Von der Galantherie Schule zum Mädchengymnasium (Teil 2)

Der langwierige Weg zum Frauenstudium

von Ariane Rahm

Die Höhere Mädchenschule

Bis 1877 bestand das weiterführende Mädchenschulwesen aus Privatinstituten und der städtischen Höheren Töchterschule und ging über eine erweiterte Volksschulbildung nicht hinaus. Reformbestrebungen zur Mädchenbildung im ganzen deutschen Reich und das steigende Interesse des Staates am öffentlichen Schulwesen führten zur Einrichtung staatlich geförderter höherer Mädchenschulen mit normierten Ausbildungen und Abschlüssen. Mit der in Baden erlassenen landesherrlichen Verordnung über die Errichtung von Mittelschulen für die weibliche Jugend wurde die weiterführende Mädchenschulbildung erstmals auf eine rechtliche Grundlage gestellt. Als Folge der Neuorganisation der Höheren Töchterschule entstanden die dreiklassige Vorschule für Mädchen von 6-9 Jahren, die darauf aufbauende fünfklassige "Töchterschule", eine erweiterte Volksschule, die in der Kreuzstraße blieb, sowie die siebenklassige, ab 1879 so genannte "Höhere Mädchenschule", die schon ein Jahr zuvor einen Neubau in der Sophienstraße 14, heute Sitz des Fichte-Gymnasiums, bezog.

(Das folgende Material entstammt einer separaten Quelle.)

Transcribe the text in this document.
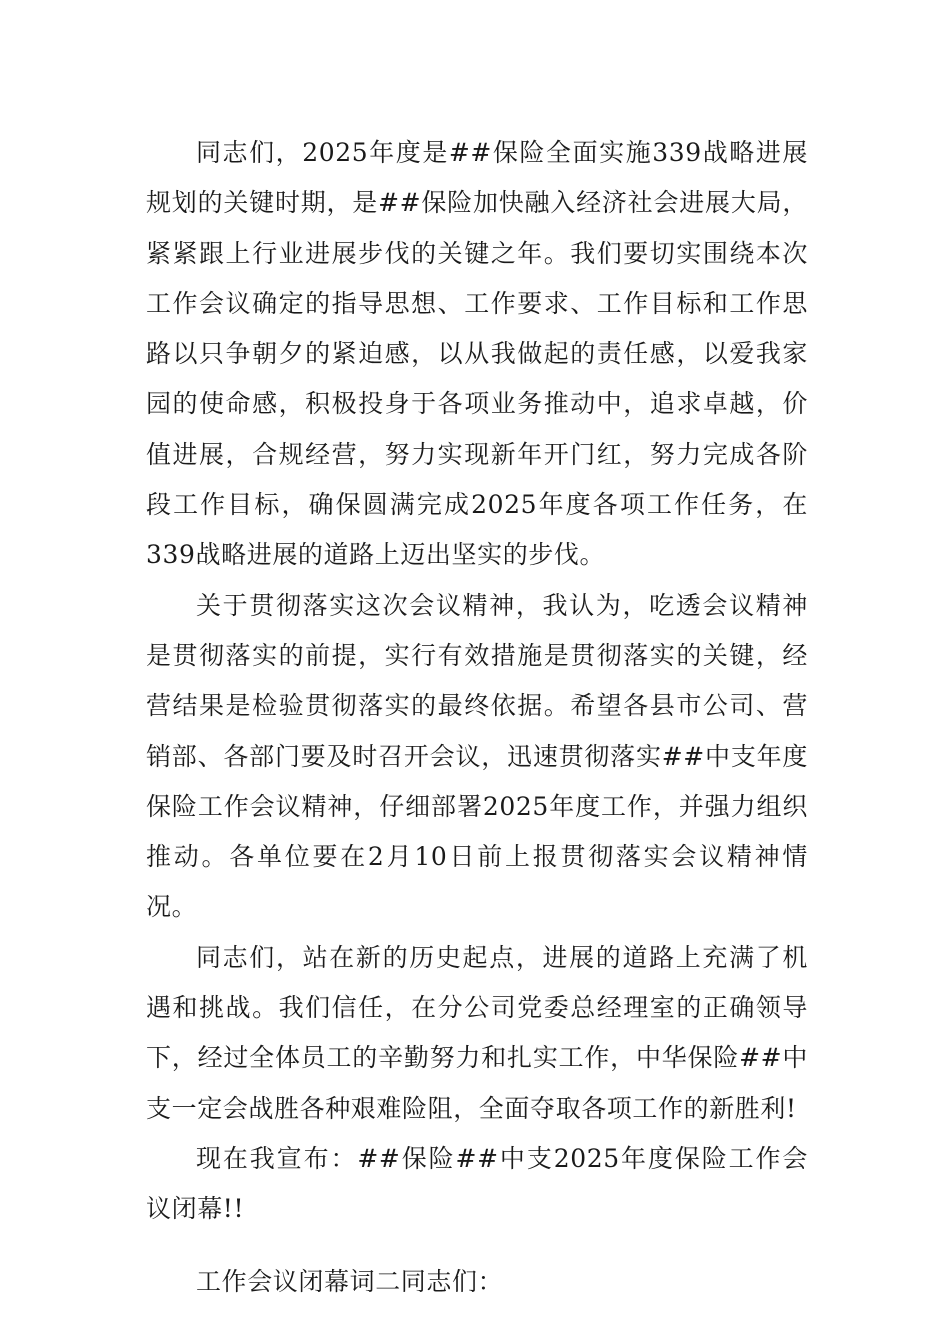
同志们，2025年度是##保险全面实施339战略进展规划的关键时期，是##保险加快融入经济社会进展大局，紧紧跟上行业进展步伐的关键之年。我们要切实围绕本次工作会议确定的指导思想、工作要求、工作目标和工作思路以只争朝夕的紧迫感，以从我做起的责任感，以爱我家园的使命感，积极投身于各项业务推动中，追求卓越，价值进展，合规经营，努力实现新年开门红，努力完成各阶段工作目标，确保圆满完成2025年度各项工作任务，在339战略进展的道路上迈出坚实的步伐。

关于贯彻落实这次会议精神，我认为，吃透会议精神是贯彻落实的前提，实行有效措施是贯彻落实的关键，经营结果是检验贯彻落实的最终依据。希望各县市公司、营销部、各部门要及时召开会议，迅速贯彻落实##中支年度保险工作会议精神，仔细部署2025年度工作，并强力组织推动。各单位要在2月10日前上报贯彻落实会议精神情况。

同志们，站在新的历史起点，进展的道路上充满了机遇和挑战。我们信任，在分公司党委总经理室的正确领导下，经过全体员工的辛勤努力和扎实工作，中华保险##中支一定会战胜各种艰难险阻，全面夺取各项工作的新胜利!

现在我宣布：##保险##中支2025年度保险工作会议闭幕!!

工作会议闭幕词二同志们：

Mit der Höheren Mädchenschule gab es nun eine öffentliche Mittelschule für Mädchen. Sie stellte eine Aufwertung der weiterführenden Mädchenschulen dar, doch brachte auch sie keinen Erwerb von formalen Berechtigungen, der Ausbildung fehlte nach wie vor jeder Anspruch auf eine weiterführende berufliche Karriere. Erst im beginnenden 20. Jahrhundert brachten die Annäherungen an die Realschule das nominelle Ende der höheren Mädchenschule. Eine vergleichsweise liberale Zulassungspraxis in Baden erlaubte es aber schon zuvor, dass Mädchen auf Antrag an Knabenschulen (meist Bürger- oder Realschulen) aufgenommen werden konnten.

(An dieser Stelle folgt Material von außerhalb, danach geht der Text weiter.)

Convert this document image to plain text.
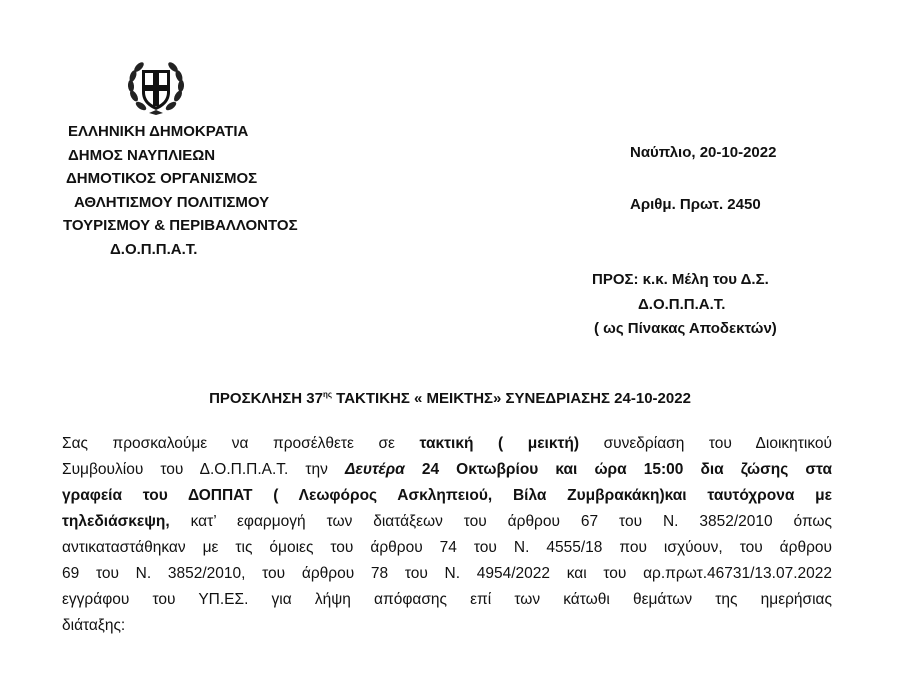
ΕΛΛΗΝΙΚΗ ΔΗΜΟΚΡΑΤΙΑ
ΔΗΜΟΣ ΝΑΥΠΛΙΕΩΝ
ΔΗΜΟΤΙΚΟΣ ΟΡΓΑΝΙΣΜΟΣ
ΑΘΛΗΤΙΣΜΟΥ ΠΟΛΙΤΙΣΜΟΥ
ΤΟΥΡΙΣΜΟΥ & ΠΕΡΙΒΑΛΛΟΝΤΟΣ
Δ.Ο.Π.Π.Α.Τ.
Ναύπλιο, 20-10-2022
Αριθμ. Πρωτ. 2450
ΠΡΟΣ: κ.κ. Μέλη του Δ.Σ.
Δ.Ο.Π.Π.Α.Τ.
( ως Πίνακας Αποδεκτών)
ΠΡΟΣΚΛΗΣΗ $37^{\eta\varsigma}$ ΤΑΚΤΙΚΗΣ « ΜΕΙΚΤΗΣ» ΣΥΝΕΔΡΙΑΣΗΣ 24-10-2022
Σας προσκαλούμε να προσέλθετε σε τακτική ( μεικτή) συνεδρίαση του Διοικητικού
Συμβουλίου του Δ.Ο.Π.Π.Α.Τ. την Δευτέρα 24 Οκτωβρίου και ώρα 15:00 δια ζώσης στα
γραφεία του ΔΟΠΠΑΤ ( Λεωφόρος Ασκληπειού, Βίλα Ζυμβρακάκη)και ταυτόχρονα με
τηλεδιάσκεψη, κατ’ εφαρμογή των διατάξεων του άρθρου 67 του Ν. 3852/2010 όπως
αντικαταστάθηκαν με τις όμοιες του άρθρου 74 του Ν. 4555/18 που ισχύουν, του άρθρου
69 του Ν. 3852/2010, του άρθρου 78 του Ν. 4954/2022 και του αρ.πρωτ.46731/13.07.2022
εγγράφου του ΥΠ.ΕΣ. για λήψη απόφασης επί των κάτωθι θεμάτων της ημερήσιας
διάταξης:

Das staatliche Lehrerinnenseminar Prinzessin-Wilhelm-Stift

So wie weiterführende Mädchenschulen übten auch weibliche Lehrkräfte ihre Tätigkeiten bis in die 1870er Jahre in einem rechtsfreien Raum aus, für ihre fachlichen und pädagogischen Kenntnisse gab es keine unmittelbaren Normen. Zur Behebung der Berufsnot unversorgter Frauen vor allem des gehobenen Bürgertums galt fast nur der Beruf der Lehrerin als standesgemäße Tätigkeit. Als wesensgemäß galt dabei lange nur die Unterrichtung unterer oder manchmal auch mittlerer gemischter Klassen; in höheren Töchterschulen durften sie höchstens Handarbeiten oder eventuell noch moderne Fremdsprachen unterrichten. Erst ab 1880 waren sie an öffentlichen Schulen offiziell zugelassen, wobei sie bis weit ins 20. Jahrhundert nicht gleichberechtigt waren. So verloren sie etwa bei einer Heirat den Anspruch auf Anstellung im Schuldienst.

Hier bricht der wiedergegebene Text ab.